Cute suggestion, I thought ... briefly. But little did I know that Leggott's missive was signaling the start of a deluge that would soon generate a second e-mail, this one from a genuine Internet meme celebrity.

Mike Masnick is president and CEO of Techdirt, and, of far greater importance here, the man who brought us the Internet meme that spawned this discussion. Masnick offers his own naming suggestion and explains how these things typically work:

Hey Paul,

As the guy who actually coined the term "The Streisand Effect," trust me when I say I'm as surprised as you that the term caught on. I came up with it as a joke, but it seems to have resonated. It's really only gotten "Internet famous" in the last year or so, thanks to articles in Forbes, AP and even a clip on NPR's All Things Considered.

But, if you need a name for not knowing about a meme, I'd suggest attaching your own name to it, like Godwin's Law. So, perhaps it's "Pulling a McNamara" for someone who doesn't know the latest silly Internet meme. :) I like it.


It does have a ring.

But being unable to choose between "NetBuzz Syndrome" and "Pulling a McNamara," I am going to combine the best of both and go with "The McNamara Syndrome" to describe the meme-challenged among us from this point forward.

I will, of course, need your help to make this vision a reality.

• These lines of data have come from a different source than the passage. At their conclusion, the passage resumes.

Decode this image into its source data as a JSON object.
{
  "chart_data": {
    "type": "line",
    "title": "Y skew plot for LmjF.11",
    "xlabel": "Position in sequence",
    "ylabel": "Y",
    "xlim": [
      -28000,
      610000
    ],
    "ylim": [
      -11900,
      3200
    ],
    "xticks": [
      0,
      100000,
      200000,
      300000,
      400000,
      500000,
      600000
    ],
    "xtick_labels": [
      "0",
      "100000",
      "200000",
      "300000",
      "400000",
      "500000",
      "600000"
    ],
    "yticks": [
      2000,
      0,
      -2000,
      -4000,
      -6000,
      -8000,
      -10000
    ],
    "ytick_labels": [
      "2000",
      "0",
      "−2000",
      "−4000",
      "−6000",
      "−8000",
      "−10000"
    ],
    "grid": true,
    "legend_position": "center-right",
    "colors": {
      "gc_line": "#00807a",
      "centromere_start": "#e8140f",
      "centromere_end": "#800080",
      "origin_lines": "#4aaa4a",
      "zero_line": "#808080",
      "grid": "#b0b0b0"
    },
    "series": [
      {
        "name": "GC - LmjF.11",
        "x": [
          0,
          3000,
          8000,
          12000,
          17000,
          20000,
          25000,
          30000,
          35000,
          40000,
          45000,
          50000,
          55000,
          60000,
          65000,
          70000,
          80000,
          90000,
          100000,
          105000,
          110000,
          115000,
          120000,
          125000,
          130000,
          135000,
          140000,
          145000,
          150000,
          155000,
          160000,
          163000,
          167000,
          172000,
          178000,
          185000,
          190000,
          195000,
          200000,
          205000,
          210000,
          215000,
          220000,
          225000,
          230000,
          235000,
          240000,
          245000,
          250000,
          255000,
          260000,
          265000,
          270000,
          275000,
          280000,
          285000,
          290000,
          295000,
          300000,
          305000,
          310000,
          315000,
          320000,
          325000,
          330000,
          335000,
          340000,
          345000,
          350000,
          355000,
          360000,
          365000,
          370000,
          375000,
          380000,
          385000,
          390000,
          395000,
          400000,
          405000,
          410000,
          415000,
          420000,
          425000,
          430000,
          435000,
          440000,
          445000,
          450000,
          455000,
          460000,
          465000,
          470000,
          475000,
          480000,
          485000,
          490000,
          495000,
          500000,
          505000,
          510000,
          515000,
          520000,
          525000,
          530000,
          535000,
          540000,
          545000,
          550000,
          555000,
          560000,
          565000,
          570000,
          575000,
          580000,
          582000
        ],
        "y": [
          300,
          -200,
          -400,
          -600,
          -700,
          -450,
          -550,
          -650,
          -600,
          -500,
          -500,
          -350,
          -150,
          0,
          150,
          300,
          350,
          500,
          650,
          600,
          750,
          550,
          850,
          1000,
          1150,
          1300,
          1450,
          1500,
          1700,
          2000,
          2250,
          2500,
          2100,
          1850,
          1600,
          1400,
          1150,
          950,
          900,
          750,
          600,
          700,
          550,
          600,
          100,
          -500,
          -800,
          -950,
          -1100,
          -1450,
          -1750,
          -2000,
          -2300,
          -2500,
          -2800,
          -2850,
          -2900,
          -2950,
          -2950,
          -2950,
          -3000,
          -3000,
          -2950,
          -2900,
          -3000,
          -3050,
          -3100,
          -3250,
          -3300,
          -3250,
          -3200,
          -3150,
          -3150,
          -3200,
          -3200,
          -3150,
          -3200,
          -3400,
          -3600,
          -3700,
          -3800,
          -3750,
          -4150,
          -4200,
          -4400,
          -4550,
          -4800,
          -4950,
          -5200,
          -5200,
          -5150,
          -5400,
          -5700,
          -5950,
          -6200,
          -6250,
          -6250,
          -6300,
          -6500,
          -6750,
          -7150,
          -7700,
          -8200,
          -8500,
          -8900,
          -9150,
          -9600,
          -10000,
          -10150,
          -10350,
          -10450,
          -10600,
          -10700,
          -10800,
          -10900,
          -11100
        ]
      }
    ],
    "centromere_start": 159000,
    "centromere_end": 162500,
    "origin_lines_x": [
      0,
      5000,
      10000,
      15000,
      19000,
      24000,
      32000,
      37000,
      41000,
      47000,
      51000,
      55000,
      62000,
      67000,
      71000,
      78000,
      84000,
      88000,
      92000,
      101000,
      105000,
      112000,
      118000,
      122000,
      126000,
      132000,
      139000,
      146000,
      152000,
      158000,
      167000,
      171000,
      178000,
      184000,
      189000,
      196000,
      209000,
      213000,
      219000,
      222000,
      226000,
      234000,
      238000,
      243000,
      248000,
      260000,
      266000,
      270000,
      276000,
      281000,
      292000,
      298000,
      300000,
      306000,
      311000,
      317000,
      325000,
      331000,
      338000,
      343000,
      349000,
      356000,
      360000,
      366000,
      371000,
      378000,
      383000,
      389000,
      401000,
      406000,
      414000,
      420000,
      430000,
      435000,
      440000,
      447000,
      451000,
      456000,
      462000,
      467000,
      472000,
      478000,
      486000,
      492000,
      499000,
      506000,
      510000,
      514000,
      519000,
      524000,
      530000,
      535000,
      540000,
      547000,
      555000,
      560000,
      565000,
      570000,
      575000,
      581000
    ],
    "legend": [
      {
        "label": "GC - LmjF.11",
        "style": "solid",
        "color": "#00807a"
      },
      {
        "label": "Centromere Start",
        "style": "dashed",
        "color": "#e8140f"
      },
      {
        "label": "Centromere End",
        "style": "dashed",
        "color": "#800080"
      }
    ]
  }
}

We will need citable usages of various sorts, for example: Say someone at one of those presidential campaign "Town Hall" dog-and-pony shows asks Sen. John McCain about drilling off the Florida coast and frets that Cuba is about to "drink our milkshake." And McCain responds: "They can have all the milkshakes they want as long as they don't siphon off any of our oil." An Obama spokesman, shaking his head in that mocking manner unique to politics, will lament the comment as "more evidence of McCain suffering from The McNamara Syndrome."

At first, such a comment will puzzle reporters and have the better among them scurrying for their medical dictionaries, which will, of course, prove useless.

But, as with all Internet memes, repetition -- endless, mind-numbing, fingernails-on-the-chalkboard repetition -- will do its work.

Yes, The McNamara Syndrome it shall be. ... Someone will need to get to work on the Wikipedia page.

(Note to regulars: I will be on vacation until Tuesday, Sept. 2. Expect few if any posts.)